Mais il est très significatif et très inquiétant qu’il ne soit pas relayé par les acteurs politiques qui n’envisagent guère que le seul développement de l’enseignement, et comprennent par là principalement une meilleure prise en charge de celui-ci au sein de l’Éducation Nationale. Ainsi ne peut-on certes reprocher à Henri Bassaler, pourtant conseiller régional délégué à la valorisation de la culture occitane, de se montrer d’un enthousiasme excessif. Il rappelle que nous sommes « dans un contexte de pénurie budgétaire du fait de l’État » et ne fait d’autre proposition concrète que le renouvellement de la demande à la rectrice d’académie de constituer le Conseil académique des langues régionales qui, faut-il le rappeler, ne s’est jamais réuni en Limousin, ce qui est un déni flagrant de légalité. On voit difficilement comment on pourrait faire de plus timides propositions. Quant à Michel Delagranne, président du CESR (Conseil économique et social régional), il se contente de rappeler que le code de l’éducation « prévoit qu’un enseignement de langues et de cultures régionales peut être dispensé tout au long de la scolarité selon des modalités définies par voie de convention entre l’État et les collectivités territoriales où ces langues sont en usage ». ce faisant il utilise d’ailleurs les termes exprès dudit code.
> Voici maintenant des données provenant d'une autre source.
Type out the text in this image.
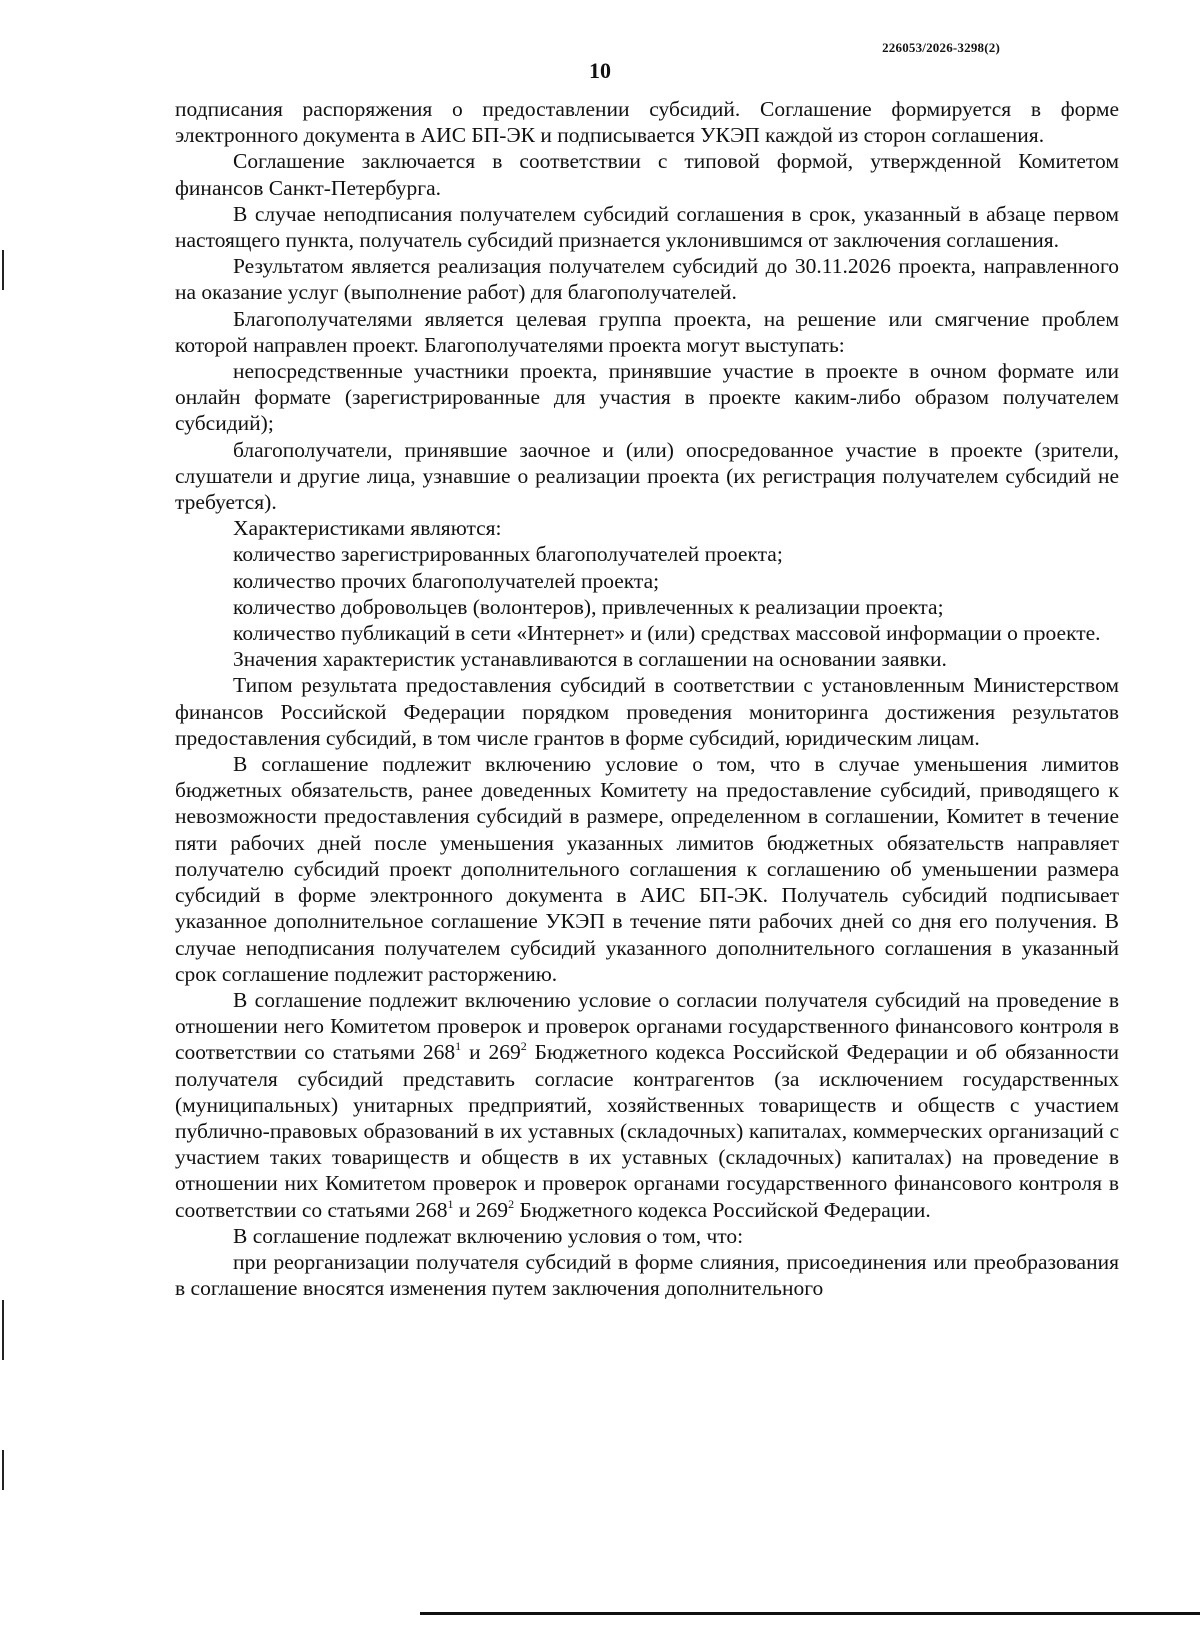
226053/2026-3298(2)
10

подписания распоряжения о предоставлении субсидий. Соглашение формируется в форме электронного документа в АИС БП-ЭК и подписывается УКЭП каждой из сторон соглашения.

Соглашение заключается в соответствии с типовой формой, утвержденной Комитетом финансов Санкт-Петербурга.

В случае неподписания получателем субсидий соглашения в срок, указанный в абзаце первом настоящего пункта, получатель субсидий признается уклонившимся от заключения соглашения.

Результатом является реализация получателем субсидий до 30.11.2026 проекта, направленного на оказание услуг (выполнение работ) для благополучателей.

Благополучателями является целевая группа проекта, на решение или смягчение проблем которой направлен проект. Благополучателями проекта могут выступать:

непосредственные участники проекта, принявшие участие в проекте в очном формате или онлайн формате (зарегистрированные для участия в проекте каким-либо образом получателем субсидий);

благополучатели, принявшие заочное и (или) опосредованное участие в проекте (зрители, слушатели и другие лица, узнавшие о реализации проекта (их регистрация получателем субсидий не требуется).

Характеристиками являются:

количество зарегистрированных благополучателей проекта;

количество прочих благополучателей проекта;

количество добровольцев (волонтеров), привлеченных к реализации проекта;

количество публикаций в сети «Интернет» и (или) средствах массовой информации о проекте.

Значения характеристик устанавливаются в соглашении на основании заявки.

Типом результата предоставления субсидий в соответствии с установленным Министерством финансов Российской Федерации порядком проведения мониторинга достижения результатов предоставления субсидий, в том числе грантов в форме субсидий, юридическим лицам.

В соглашение подлежит включению условие о том, что в случае уменьшения лимитов бюджетных обязательств, ранее доведенных Комитету на предоставление субсидий, приводящего к невозможности предоставления субсидий в размере, определенном в соглашении, Комитет в течение пяти рабочих дней после уменьшения указанных лимитов бюджетных обязательств направляет получателю субсидий проект дополнительного соглашения к соглашению об уменьшении размера субсидий в форме электронного документа в АИС БП-ЭК. Получатель субсидий подписывает указанное дополнительное соглашение УКЭП в течение пяти рабочих дней со дня его получения. В случае неподписания получателем субсидий указанного дополнительного соглашения в указанный срок соглашение подлежит расторжению.

В соглашение подлежит включению условие о согласии получателя субсидий на проведение в отношении него Комитетом проверок и проверок органами государственного финансового контроля в соответствии со статьями $268^1$ и $269^2$ Бюджетного кодекса Российской Федерации и об обязанности получателя субсидий представить согласие контрагентов (за исключением государственных (муниципальных) унитарных предприятий, хозяйственных товариществ и обществ с участием публично-правовых образований в их уставных (складочных) капиталах, коммерческих организаций с участием таких товариществ и обществ в их уставных (складочных) капиталах) на проведение в отношении них Комитетом проверок и проверок органами государственного финансового контроля в соответствии со статьями $268^1$ и $269^2$ Бюджетного кодекса Российской Федерации.

В соглашение подлежат включению условия о том, что:

при реорганизации получателя субсидий в форме слияния, присоединения или преобразования в соглашение вносятся изменения путем заключения дополнительного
Et comme il est bien parlé de « possibilité », personne n’est obligé à rien, et d’autant moins qu’il suffit de dire qu’une langue n’est pas ou n’est plus en usage (comme certains ne manquent pas de l’affirmer) pour rendre inutile toute forme de convention (voir ce qui se passe en Île-de-France). C’est dire tout l’enthousiasme et la foi en l’avenir que peut susciter la lecture de ces propos, où le souci majeur semble bien de rappeler qu’il ne s’agira en aucun cas de « remettre en cause l’unité linguistique nationale ». De ce côté nous sommes parfaitement rassurés !
De plus ces deux grandes pages présentent une caractéristique tellement évidente, qu’elle pourrait passer inaperçue. Elles sont entièrement rédigées en français et ne contiennent donc pas la moindre ligne en limousin. Cela, à mon avis, est tout à fait symptomatique et préoccupant. Les habitués de La Lettre du Limousin auront pourtant remarqué un modeste, très modeste, trop modeste effort pour mettre dans ses derniers numéros quelques petites lignes en limousin, intégralement traduites en français. Cette fois, on a sans doute jugé, que de l’occitan il n’était déjà que trop question... Bien sûr, concernant cette initiative, de donner quelques bribes de langue, on pourra considérer qu’elle est en tout cas un « progrès » par rapport au reste de la presse limousine qui, à ma connaissance, ne publie plus rien et depuis belle lurette en limousin… Au moins, dira-t-on, fait on l’effort d’assurer une présence symbolique de la langue... Symbolique est le mot, mais lorsque l’on se résout à ce qu’une langue ne soit plus qu’un symbole, c’est que l’on en accepte la mort. Une langue vivante sert à la communication et à la création, elle ne saurait se résoudre à devenir une icône culturelle sans accepter sa propre mort.